TRAUERFEIERN
„Time to Say Goodbye“
Emotionen, Erinnerungen und Abschied – die Hits auf der Trauerfeier
Ziehen Sie das bitte nicht ins Lächerliche“, sagt Nils Seemann, Geschäftsführer des Bestattungsinstituts Seemann & Söhne in Blankenese. „Es sind die Wünsche von Verstorbenen, die müssen wir respektieren.“
Versprochen!
Worum es geht? Um James Last und Johann Sebastian Bach, Xavier Naidoo, Freddy Quinn und letztlich um die Frage: Was tun Menschen, wenn es nicht mehr darauf ankommt, wenn Konsequenzen des eigenen Handelns nicht mehr zu erwarten sind, wenn das Lästern der Nächsten keine Rolle mehr spielt? Sie tun das, was sie wirklich wollen. Sie sind ehrlich. Wer mit dem eigenen Tod konfrontiert wird und Gelegenheit erhält, die Musik für die Trauerfeier selbst auszusuchen, der muss sich nicht allzusehr mit dem Geschmack und den Erwartungen seiner Mitmenschen belasten.
Aus heutiger Sicht mag das engstirnig erscheinen. Für unsere Großeltern bot ein klassisch-feierlicher Musikkanon jedoch nicht weniger als einen festen Halt. Gerade die Älteren, die sich gezwungen sahen, immer mehr und mehr Trauerfeiern beizuwohnen, hatten die Melodien im Ohr. Stücke aus dem evangelischen Gesangsbuch erinnerten an Gottesdienste und schlossen so einen großen Kreis um Taufe, Konfirmation, unzählige Sonntage und schließlich den Tod. Darüberhinaus bot der musikalische Kanon Sicherheit vor geschmacklichen Entgleisungen und stümperhaften musikalischen Darbietungen. Stücke wie das „Ave Maria“ oder „So nimm denn meine Hände“ schufen letztlich eine tiefe Gemeinsamkeit.

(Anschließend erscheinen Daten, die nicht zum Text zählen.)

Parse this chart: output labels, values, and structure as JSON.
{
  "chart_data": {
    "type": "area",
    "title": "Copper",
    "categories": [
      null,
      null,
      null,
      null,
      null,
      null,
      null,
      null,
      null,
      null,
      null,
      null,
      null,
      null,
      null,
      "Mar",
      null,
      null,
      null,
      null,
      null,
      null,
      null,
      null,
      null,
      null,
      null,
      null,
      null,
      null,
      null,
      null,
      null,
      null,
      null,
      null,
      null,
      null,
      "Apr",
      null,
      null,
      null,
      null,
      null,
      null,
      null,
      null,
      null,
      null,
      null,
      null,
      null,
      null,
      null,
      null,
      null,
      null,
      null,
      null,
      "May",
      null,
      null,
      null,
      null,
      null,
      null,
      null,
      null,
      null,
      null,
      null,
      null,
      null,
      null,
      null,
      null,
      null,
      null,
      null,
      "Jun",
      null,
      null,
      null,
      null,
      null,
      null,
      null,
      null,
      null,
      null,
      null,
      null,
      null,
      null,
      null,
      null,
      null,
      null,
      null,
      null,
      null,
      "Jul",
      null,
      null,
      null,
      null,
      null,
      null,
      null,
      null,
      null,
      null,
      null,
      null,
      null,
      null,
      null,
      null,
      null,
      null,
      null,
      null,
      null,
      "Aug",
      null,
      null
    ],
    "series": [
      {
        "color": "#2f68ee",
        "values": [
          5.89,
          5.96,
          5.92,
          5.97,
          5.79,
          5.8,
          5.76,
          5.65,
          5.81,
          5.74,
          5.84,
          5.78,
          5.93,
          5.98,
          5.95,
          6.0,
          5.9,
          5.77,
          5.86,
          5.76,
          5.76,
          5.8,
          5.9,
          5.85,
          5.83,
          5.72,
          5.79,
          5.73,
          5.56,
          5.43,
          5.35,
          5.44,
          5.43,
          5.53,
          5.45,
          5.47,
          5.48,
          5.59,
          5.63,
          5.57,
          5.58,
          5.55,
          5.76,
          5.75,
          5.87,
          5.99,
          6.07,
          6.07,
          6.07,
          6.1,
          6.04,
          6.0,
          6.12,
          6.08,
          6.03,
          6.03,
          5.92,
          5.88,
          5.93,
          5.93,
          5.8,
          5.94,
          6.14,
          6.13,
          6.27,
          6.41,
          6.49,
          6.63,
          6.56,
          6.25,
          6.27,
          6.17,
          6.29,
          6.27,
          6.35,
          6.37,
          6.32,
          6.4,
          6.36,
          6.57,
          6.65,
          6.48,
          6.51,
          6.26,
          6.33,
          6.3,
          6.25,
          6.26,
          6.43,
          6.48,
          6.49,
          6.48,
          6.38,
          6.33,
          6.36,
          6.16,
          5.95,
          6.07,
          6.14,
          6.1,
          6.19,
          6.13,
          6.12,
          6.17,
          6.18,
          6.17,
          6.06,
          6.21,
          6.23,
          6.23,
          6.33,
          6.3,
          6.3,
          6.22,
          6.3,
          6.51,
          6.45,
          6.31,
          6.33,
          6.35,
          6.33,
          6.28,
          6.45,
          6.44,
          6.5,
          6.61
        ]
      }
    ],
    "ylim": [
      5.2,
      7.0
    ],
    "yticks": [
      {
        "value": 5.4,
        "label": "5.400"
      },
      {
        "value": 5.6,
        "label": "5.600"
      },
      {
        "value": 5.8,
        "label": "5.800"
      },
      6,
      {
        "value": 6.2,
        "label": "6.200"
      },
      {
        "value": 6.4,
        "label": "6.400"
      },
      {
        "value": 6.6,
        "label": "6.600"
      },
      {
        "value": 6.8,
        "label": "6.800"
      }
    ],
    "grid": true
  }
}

Jeder konnte sie mitsingen oder summen, jeder konnte sich einen Moment lang an den gewohnten Harmonien festhalten.
So erklingt Hardrock von AC/DC durchaus auch auf Wunsch Verstorbener. Weit oben hier der Titel „Hells Bells“, aber Trauergäste berichten auch von „Highway to hell“. Angesichts einer sich immer weiter diversifizierenden Musikszene ist eines jedoch überraschend: Die Individualität im Trauerfall kennt Grenzen. Aktueller Chart-Terror fehlt völlig. Sterbende und Angehörige, so die Beobachtung, erkennen musikalische Eintagsfliegen und meiden sie. Es wäre übertrieben von einem neuen Kanon der Trauermusik zu sprechen, tatsächlich aber hat sich ein Repertoire herausgebildet. Es vereint Titel, die bewiesen haben, dass sie mindestens so haltbar sind wie ein Eichensarg. Musik aus dem Film „Doktor Schiwago“ gehört ebenso dazu wie Evergreens von Elvis Presley. Moderne Opernsänger wie Andrea Bocelli schmettern „Time to Say Goodbye“ oder „Memory“ aus dem Musical „Cats“. Die Beatles konkurrieren mit Frank Sinatras „My Way“ und mit Kinderliedern, die nicht nur bei den Gästen für ein bezaubertes Lächeln sorgen. „Das finde ich auch immer schön“, erzählt Bestatter Michael Schütt aus dem Hause Seemann. „Der Mond ist aufgegangen!“
Auch wenn Angehörige eine buchstäbliche Totenstille anregen, interveniert Seemann.
Musiker und auch Produzenten müssen bei den Stücken für Trauerfeiern einige Besonderheiten beachten.
„Die wichtigste ist die Reduktion des Stückes auf die Hauptmelodie. Gewünscht werden pro Stück vier bis fünf Minuten Spieldauer, sechs werden gerade noch toleriert. Bei acht Minuten entsteht das Gefühl, ein Konzert zu besuchen, also Teil einer äußerst unpassenden Szenerie zu sein.
Dementsprechend sind im Handel CDs erhältlich mit Ausschnitten aus einschlägigen Stücken. Musiker benötigen häufig gekürzte Partituren, werden bei Trauerfeiern aber generell immer seltener gebucht. Ein Umstand, den Bestatter wie Nils Seemann bedauern, der aber angesichts des verblichenen Kanons nicht zu ändern ist.
Ein stadtbekannter Pessimist etwa, der nach einem eher widerwilligen Abgang trällern lässt „I’ve Got the World on a String!“ (sinngemäß: Ich habe alles im Griff), der wird seinen eigenen Ruf posthum noch um 180 Grad drehen können.